New life: Wolverines proud to be a part of Hockeyville

CALUMET — Over the last couple of weeks, Sundays have taken on a new meaning in Calumet. Two weeks ago, NHL Commissioner Gary Bettman announced that the home of the Copper Kings and Wolverines would be dubbed “Hockeyville USA.” A week later, the local senior men’s hockey team, the Wolverines, defeated the Portage Lake Pioneers in Game Three to win the Gibson Cup for a second year in a row.

In short, the hockey “gods” have seemingly looked with favor upon this tight-knit, hockey-crazed community. All the stars have lined up.

“For us (Calumet) to win Hockeyville is just awesome,” said Calumet native and Wolverines coach Bruce Coppo. “Here we are at the end of the world and we are being recognized nationally. The money that will come into the Copper Country surrounding the NHL game will be tremendous.”

Coppo, who has coached the Wolverines for 25 years, explained the the timing of the Hockeyville voting and the playing of the Gibson Cup could not have been better. The two events fed off each other perfectly.

First came Hockeyville. When online voting opened up at 7 a.m. on Saturday, March 30, Coppo and his team were on the road in Mosinee, Wisc. for the Great Lakes Hockey League (GLHL) championship tournament. However that did not deter him and his team from voting early and voting often.

“We were voting like crazy,” said longtime Wolverine player Mike Babcock. “Everybody was tapping away on their devices in the hotel and even in the locker room before our games that day. We rallied our social-media fans and told them to get out the vote. We have around 2,500 followers on Facebook, Twitter and Instagram.”

While the Wolverines lost Saturday night in the GLHL semifinals, they returned home to the Upper Peninsula to learn that their hard work at the polls had paid off. Their home ice, the Calumet Colosseum, had just won the Hockeyville U.S.A. competition and had done so in grand style.

Coppo said that he had heard from the folks at Kraft (Hockeyville USA sponsor, along with the NHL) that the Calumet vote was off the charts in terms of numbers.

“They told me they’d never seen anything like it,” Coppo said. “In fact, it was the most votes that any arena or city had received since Hockeyville USA began several years ago.”

Then came the Gibson Cup – the season-ending rivalry series between Calumet and Portage Lake. The best-of-three series has been happening each spring since the late 1930s.

“The Gibson Cup is a big deal for our area,” said Wolverine captain Jeff Erkkila. “For those of us who grew up here, we watched our dads and uncles and older brothers talk about and play for the cup.

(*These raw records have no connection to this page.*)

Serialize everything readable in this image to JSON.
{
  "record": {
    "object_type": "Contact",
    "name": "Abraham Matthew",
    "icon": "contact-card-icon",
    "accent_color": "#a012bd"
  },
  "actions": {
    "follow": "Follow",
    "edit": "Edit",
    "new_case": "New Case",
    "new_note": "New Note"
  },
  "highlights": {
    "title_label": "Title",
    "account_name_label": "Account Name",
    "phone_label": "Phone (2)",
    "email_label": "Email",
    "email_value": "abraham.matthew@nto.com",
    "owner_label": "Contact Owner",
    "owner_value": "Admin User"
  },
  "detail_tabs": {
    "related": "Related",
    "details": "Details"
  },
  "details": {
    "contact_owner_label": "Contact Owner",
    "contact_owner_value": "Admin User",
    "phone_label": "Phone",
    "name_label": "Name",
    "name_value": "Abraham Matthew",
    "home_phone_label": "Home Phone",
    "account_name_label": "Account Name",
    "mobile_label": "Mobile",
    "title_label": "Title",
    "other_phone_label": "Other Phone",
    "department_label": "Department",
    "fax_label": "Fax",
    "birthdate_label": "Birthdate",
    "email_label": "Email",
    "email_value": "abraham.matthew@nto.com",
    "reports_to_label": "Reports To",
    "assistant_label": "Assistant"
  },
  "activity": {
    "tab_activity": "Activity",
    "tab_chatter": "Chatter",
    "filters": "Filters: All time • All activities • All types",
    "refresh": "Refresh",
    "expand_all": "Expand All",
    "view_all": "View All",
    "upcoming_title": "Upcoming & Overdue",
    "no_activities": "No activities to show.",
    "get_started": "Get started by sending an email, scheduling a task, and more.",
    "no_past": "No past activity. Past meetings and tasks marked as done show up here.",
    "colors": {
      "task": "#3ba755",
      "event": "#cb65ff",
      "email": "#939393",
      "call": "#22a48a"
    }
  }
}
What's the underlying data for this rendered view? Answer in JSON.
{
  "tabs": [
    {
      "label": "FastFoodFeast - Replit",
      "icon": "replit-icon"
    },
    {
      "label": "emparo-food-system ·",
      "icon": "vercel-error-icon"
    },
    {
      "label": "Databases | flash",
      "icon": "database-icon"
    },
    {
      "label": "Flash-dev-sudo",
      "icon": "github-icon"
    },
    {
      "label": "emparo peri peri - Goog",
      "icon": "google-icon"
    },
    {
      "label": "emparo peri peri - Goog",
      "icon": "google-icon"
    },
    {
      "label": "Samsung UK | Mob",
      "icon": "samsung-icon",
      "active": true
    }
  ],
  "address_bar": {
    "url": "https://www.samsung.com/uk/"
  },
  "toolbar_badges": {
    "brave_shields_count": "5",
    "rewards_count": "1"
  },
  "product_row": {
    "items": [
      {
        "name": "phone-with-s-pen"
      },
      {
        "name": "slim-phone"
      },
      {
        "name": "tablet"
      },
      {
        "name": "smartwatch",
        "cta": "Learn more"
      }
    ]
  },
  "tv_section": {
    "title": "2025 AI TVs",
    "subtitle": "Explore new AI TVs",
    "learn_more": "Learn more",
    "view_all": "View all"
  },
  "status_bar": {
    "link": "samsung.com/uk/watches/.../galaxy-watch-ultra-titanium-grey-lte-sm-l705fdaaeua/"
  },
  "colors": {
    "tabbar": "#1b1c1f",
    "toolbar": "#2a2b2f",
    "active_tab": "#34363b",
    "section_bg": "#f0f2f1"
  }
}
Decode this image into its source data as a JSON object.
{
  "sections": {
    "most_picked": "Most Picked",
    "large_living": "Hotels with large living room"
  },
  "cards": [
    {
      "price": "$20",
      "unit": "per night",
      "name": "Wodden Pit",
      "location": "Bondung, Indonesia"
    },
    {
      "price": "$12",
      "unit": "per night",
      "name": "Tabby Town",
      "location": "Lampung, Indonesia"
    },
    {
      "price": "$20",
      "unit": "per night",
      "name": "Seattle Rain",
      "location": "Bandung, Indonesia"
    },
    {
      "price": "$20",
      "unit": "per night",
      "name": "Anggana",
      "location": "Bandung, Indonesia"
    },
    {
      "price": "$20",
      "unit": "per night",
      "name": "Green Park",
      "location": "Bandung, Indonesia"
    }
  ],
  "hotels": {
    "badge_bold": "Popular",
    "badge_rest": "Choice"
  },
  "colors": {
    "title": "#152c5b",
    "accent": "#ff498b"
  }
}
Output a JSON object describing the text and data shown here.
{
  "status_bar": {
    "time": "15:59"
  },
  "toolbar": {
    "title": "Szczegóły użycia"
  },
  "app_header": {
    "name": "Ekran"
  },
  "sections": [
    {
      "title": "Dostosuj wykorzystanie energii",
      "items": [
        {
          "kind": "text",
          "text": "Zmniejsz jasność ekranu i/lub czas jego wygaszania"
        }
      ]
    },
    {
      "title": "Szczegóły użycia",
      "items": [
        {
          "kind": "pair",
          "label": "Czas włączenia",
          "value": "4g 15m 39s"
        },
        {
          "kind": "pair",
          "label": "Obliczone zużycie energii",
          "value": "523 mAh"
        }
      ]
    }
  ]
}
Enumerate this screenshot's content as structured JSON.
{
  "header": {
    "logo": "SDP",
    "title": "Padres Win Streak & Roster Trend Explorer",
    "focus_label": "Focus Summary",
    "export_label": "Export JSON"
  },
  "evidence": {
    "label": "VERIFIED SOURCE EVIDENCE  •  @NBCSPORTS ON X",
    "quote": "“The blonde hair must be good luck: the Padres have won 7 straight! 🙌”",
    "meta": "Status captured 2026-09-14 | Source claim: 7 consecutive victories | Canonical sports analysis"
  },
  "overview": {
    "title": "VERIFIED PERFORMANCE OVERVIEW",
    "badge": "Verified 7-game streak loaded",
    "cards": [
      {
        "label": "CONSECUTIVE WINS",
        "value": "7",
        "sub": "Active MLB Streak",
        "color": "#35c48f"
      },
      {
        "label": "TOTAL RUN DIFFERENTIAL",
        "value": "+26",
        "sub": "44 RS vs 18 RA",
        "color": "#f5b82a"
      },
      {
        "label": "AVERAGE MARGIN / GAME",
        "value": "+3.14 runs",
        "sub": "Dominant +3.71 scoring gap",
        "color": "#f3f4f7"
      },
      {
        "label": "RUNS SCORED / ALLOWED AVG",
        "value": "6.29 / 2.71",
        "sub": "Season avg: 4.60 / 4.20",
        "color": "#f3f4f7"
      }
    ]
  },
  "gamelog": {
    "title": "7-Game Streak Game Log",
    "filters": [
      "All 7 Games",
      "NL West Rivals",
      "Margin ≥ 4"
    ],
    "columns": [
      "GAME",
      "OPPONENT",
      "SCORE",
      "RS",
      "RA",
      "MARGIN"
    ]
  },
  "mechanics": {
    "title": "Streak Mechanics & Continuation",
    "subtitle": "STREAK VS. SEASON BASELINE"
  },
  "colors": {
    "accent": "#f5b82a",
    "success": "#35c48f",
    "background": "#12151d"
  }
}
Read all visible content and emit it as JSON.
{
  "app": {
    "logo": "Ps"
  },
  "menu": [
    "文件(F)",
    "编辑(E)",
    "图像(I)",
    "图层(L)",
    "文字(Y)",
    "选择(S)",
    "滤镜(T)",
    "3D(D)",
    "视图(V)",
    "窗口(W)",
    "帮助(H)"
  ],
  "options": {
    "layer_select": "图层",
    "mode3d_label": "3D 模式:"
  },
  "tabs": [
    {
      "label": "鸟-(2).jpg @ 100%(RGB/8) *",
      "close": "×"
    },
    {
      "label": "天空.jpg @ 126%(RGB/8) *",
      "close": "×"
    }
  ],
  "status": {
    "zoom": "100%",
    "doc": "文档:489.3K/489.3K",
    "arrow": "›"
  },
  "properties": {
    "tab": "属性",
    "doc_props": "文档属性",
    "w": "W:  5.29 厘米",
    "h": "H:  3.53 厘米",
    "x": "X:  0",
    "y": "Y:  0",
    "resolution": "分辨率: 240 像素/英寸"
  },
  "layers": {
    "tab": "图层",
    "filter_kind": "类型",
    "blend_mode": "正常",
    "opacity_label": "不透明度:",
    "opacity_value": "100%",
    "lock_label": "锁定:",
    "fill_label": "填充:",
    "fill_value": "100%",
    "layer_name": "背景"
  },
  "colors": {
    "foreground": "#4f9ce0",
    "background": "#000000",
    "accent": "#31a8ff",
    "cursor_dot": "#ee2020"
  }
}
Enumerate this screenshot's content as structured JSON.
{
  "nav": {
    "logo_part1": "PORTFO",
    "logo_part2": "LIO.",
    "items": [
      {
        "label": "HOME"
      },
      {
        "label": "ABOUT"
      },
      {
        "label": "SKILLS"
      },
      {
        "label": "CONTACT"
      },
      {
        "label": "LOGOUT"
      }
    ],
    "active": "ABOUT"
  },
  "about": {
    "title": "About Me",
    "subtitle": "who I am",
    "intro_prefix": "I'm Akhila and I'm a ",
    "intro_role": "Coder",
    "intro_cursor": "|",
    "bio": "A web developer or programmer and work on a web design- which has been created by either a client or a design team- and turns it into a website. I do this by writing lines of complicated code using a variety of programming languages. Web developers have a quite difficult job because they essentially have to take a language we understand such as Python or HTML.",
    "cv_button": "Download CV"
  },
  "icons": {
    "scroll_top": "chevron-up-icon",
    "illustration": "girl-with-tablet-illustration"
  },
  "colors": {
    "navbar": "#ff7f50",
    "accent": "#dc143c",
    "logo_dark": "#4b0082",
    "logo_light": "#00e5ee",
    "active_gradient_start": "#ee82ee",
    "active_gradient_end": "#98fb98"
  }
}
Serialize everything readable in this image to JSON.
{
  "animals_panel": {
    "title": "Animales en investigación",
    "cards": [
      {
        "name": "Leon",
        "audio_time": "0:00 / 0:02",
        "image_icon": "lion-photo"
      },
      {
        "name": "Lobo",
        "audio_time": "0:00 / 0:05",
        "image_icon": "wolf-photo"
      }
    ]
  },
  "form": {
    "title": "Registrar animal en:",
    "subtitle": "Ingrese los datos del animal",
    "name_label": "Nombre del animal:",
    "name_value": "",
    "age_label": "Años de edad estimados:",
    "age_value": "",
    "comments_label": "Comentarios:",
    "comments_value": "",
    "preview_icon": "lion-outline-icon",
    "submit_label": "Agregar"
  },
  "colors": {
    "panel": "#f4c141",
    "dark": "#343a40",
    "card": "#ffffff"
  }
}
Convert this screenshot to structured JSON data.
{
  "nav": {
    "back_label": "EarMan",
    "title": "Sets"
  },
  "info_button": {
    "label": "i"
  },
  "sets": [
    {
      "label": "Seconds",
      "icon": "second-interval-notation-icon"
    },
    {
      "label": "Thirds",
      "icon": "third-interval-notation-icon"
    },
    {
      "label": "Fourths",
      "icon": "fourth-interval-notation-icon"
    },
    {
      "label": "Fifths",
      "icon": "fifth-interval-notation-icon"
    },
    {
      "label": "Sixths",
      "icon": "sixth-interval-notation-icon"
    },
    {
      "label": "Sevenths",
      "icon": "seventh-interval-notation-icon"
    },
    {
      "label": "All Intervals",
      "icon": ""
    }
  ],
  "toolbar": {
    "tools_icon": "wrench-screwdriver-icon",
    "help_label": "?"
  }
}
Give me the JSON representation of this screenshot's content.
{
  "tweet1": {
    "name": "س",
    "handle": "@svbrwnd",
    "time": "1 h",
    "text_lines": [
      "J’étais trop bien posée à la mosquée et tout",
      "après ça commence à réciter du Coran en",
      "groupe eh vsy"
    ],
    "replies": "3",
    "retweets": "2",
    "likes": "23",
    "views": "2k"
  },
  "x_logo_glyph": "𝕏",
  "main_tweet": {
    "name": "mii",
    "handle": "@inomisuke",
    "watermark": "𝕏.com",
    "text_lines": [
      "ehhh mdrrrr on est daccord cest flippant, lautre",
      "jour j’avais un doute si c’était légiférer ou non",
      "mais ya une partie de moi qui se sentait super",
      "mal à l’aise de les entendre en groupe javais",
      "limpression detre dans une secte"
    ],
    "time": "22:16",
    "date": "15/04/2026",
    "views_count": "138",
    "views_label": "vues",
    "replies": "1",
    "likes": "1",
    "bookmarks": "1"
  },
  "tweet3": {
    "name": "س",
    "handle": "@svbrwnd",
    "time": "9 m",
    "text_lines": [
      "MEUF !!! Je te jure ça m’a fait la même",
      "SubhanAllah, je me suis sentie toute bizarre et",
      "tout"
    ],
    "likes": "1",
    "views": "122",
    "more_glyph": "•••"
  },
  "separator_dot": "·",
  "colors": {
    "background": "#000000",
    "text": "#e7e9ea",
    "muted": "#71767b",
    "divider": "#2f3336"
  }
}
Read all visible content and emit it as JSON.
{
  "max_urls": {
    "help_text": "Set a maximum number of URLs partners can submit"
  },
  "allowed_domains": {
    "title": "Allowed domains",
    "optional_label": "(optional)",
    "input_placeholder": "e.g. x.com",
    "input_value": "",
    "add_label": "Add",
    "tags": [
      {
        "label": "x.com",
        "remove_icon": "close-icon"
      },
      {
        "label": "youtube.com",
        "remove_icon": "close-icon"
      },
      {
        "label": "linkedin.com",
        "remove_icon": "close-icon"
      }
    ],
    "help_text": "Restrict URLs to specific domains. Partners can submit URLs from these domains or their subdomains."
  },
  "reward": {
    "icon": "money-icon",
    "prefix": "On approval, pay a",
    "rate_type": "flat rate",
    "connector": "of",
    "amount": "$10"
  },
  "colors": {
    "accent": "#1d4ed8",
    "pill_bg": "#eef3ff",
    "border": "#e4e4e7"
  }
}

We (as a team) all talked about how we needed to win the cup again this year so it will be here when all the activities are happening with the NHL game.”

Babcock recalled that before Game One at the Colosseum, Coppo pointed out in his pre-game locker room speech, that it would be an absolute shame if the team did not have the third oldest trophy in hockey available the weekend the NHL comes to town.

“It was definitely a motivator,” said Erkkila. “We wanted to make sure that the cup would be with us and that we had to win.”

Not only did the Wolverines get a pep talk from Coppo, but they also from the grandsons of John “Doc” Gibson, the Gibson Cup’s namesake. The brothers made the trek from Canada to enjoy the weekend tournament and shared some words of inspiration to both teams before Games One and Two.

All the fervor paid off as the Wolverines defeated the Pioneers 6-5 in Game Three on Sunday to keep the Gibson Cup in Hockeyville. It was Calumet’s second time in a row winning the trophy after losing in to the Pioneers for nine straight years previously.

Coppo and others also noted that winning Hockeyville just days earlier certainly made a difference in the atmosphere of the Colosseum a week later. The place was packed.

“We hadn’t seen that type of crowd for Wolverines hockey since the 1960s,” said Coppo who himself started playing for the Wolverines in the mid-1960s. “The news of Hockeyville just created a buzz in the Copper Country and everybody wanted to see what it was all about and the Gibson Cup coming the next week was perfect timing.”

With hockey season now over and the Gibson Cup in its rightful place, Babcock, Erkkila and Coppo all hope that a better buzz will take over the Calumet area. Their hope is that these two events will breath some life into the next generation of hockey players.

“Our numbers have dwindled a little bit over the years. Maybe this will create some activity that will get our kids back into hockey,” Coppo said. “When you have NHL teams coming into your neighborhood, it should generate some new interest.”